Jay Oglivy "Reconstructing Genius? in "Social Creativity", ed Alfonso Montuori and Ronald E. Purser, Hampton Press, 1999
"People tend to think collaboration is about people working together. They are mistaken. The issue in collaboration is not just creative individuals, but creative relationships."
Michael Schrage in an interview in http://www.knowledgeinc.com/quantera
"...the Lone Ranger is dead. Instead of the individual problem solver we have a new model for creative achievement. People like Steve Jobs or Walt Disney headed groups and found their own greatness in them."

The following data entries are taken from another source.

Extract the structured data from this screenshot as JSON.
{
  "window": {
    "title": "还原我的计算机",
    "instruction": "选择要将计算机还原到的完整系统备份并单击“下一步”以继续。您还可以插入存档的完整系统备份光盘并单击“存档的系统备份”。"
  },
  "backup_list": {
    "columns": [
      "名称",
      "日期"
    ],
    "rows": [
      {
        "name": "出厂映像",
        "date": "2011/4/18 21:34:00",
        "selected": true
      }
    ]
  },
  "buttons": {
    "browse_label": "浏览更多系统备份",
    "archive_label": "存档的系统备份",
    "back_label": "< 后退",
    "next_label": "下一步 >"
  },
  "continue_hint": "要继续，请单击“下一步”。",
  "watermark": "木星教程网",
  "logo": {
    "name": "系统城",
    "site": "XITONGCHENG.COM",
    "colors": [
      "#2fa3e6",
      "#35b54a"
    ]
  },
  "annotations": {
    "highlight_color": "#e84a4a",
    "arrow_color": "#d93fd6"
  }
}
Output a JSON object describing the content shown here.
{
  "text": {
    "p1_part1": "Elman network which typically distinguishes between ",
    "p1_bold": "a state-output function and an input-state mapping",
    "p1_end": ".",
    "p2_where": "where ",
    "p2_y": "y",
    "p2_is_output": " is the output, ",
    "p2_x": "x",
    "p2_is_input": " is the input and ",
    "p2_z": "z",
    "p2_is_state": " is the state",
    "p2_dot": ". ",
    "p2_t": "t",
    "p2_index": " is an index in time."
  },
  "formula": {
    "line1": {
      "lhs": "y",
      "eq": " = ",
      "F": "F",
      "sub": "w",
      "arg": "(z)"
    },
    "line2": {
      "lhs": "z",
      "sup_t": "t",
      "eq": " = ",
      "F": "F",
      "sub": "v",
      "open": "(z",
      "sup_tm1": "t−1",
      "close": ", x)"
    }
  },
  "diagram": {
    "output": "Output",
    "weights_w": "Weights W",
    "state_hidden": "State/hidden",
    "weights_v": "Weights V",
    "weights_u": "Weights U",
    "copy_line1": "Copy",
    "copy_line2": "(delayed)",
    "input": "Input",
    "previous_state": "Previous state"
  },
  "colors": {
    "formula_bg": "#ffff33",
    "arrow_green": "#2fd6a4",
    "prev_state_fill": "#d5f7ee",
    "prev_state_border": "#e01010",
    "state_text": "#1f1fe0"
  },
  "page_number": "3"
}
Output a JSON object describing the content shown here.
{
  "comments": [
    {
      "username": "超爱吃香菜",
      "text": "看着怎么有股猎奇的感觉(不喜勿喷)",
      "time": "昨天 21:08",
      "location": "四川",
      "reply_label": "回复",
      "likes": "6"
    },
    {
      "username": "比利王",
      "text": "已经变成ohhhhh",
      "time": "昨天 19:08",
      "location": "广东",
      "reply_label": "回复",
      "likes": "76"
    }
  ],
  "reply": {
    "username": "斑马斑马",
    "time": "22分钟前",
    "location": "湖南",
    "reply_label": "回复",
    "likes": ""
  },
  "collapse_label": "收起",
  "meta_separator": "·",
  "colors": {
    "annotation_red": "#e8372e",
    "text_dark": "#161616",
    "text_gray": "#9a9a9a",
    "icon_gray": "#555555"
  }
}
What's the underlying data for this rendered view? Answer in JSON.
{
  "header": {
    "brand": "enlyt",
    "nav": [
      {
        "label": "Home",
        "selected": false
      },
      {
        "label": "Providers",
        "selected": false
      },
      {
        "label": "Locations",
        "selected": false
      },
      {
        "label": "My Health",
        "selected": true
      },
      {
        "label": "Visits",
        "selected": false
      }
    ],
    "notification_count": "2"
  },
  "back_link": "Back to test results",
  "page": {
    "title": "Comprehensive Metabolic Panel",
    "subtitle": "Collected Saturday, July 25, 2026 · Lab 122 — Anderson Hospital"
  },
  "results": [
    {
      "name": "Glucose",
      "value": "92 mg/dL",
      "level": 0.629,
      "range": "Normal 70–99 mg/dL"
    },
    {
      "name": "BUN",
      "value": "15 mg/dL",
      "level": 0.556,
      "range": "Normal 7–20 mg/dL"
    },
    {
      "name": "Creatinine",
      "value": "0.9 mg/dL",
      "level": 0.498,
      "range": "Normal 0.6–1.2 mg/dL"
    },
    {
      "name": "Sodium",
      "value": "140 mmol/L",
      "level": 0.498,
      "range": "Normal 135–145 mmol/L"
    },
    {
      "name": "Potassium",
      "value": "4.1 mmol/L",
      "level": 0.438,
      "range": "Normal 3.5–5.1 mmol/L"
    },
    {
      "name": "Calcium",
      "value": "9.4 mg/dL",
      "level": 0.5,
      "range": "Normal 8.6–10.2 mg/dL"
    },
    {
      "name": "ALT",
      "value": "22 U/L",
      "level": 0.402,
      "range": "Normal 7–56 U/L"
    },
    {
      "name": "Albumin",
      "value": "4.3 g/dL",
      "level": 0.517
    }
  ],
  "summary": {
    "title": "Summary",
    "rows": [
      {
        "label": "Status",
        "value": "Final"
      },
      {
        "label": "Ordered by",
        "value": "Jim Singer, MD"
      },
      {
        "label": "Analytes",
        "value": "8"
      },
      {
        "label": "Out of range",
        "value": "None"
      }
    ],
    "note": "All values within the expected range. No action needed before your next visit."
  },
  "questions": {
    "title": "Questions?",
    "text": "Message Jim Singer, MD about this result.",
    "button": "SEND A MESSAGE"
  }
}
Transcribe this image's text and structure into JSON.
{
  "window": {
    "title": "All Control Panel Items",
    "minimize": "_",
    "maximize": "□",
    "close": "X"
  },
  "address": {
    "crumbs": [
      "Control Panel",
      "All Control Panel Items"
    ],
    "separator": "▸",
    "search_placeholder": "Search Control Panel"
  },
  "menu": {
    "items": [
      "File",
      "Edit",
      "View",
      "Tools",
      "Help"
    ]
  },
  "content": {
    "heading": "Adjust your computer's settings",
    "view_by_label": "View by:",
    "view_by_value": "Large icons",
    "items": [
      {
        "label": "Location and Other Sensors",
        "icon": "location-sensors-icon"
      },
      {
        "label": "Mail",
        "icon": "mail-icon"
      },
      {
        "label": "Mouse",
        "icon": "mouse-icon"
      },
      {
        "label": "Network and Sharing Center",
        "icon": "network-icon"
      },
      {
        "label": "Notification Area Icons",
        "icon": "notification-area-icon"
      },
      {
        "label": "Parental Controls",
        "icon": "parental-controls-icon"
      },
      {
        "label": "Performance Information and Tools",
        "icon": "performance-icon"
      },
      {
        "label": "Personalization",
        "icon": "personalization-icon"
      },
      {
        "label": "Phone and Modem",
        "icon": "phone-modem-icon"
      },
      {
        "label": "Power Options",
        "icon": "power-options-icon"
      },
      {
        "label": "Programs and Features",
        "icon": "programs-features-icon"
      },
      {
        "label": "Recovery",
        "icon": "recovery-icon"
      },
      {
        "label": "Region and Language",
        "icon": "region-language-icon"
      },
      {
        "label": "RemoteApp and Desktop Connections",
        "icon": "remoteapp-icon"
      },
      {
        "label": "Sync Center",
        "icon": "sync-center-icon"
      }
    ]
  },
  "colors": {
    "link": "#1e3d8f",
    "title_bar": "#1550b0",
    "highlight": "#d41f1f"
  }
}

Warren Bennis quoted in an interview in Management Skills and Development, April 1998 http://www.managementskills.co.uk/articles/ap98-bennis.htm
9 Context
If there is a secret to managing creativity it is manage the context, not the people. Managing a context is a subtle art, requiring a super sensitivity to what is going on and knowing when to nudge, when to provoke, when step back and let things happen, when to support and when to challenge. In the right context almost any one can be creative, in the wrong one the most creative person can be reduced to impotence. Creating a context where creativity can thrive maybe the most creative thing that any manager can do and there are no formulas, no neat set of rules, checklists that can do this for them. What it takes is a respect for people and their abilities and the passion to build a situation where people will do the very best they are capable of doing.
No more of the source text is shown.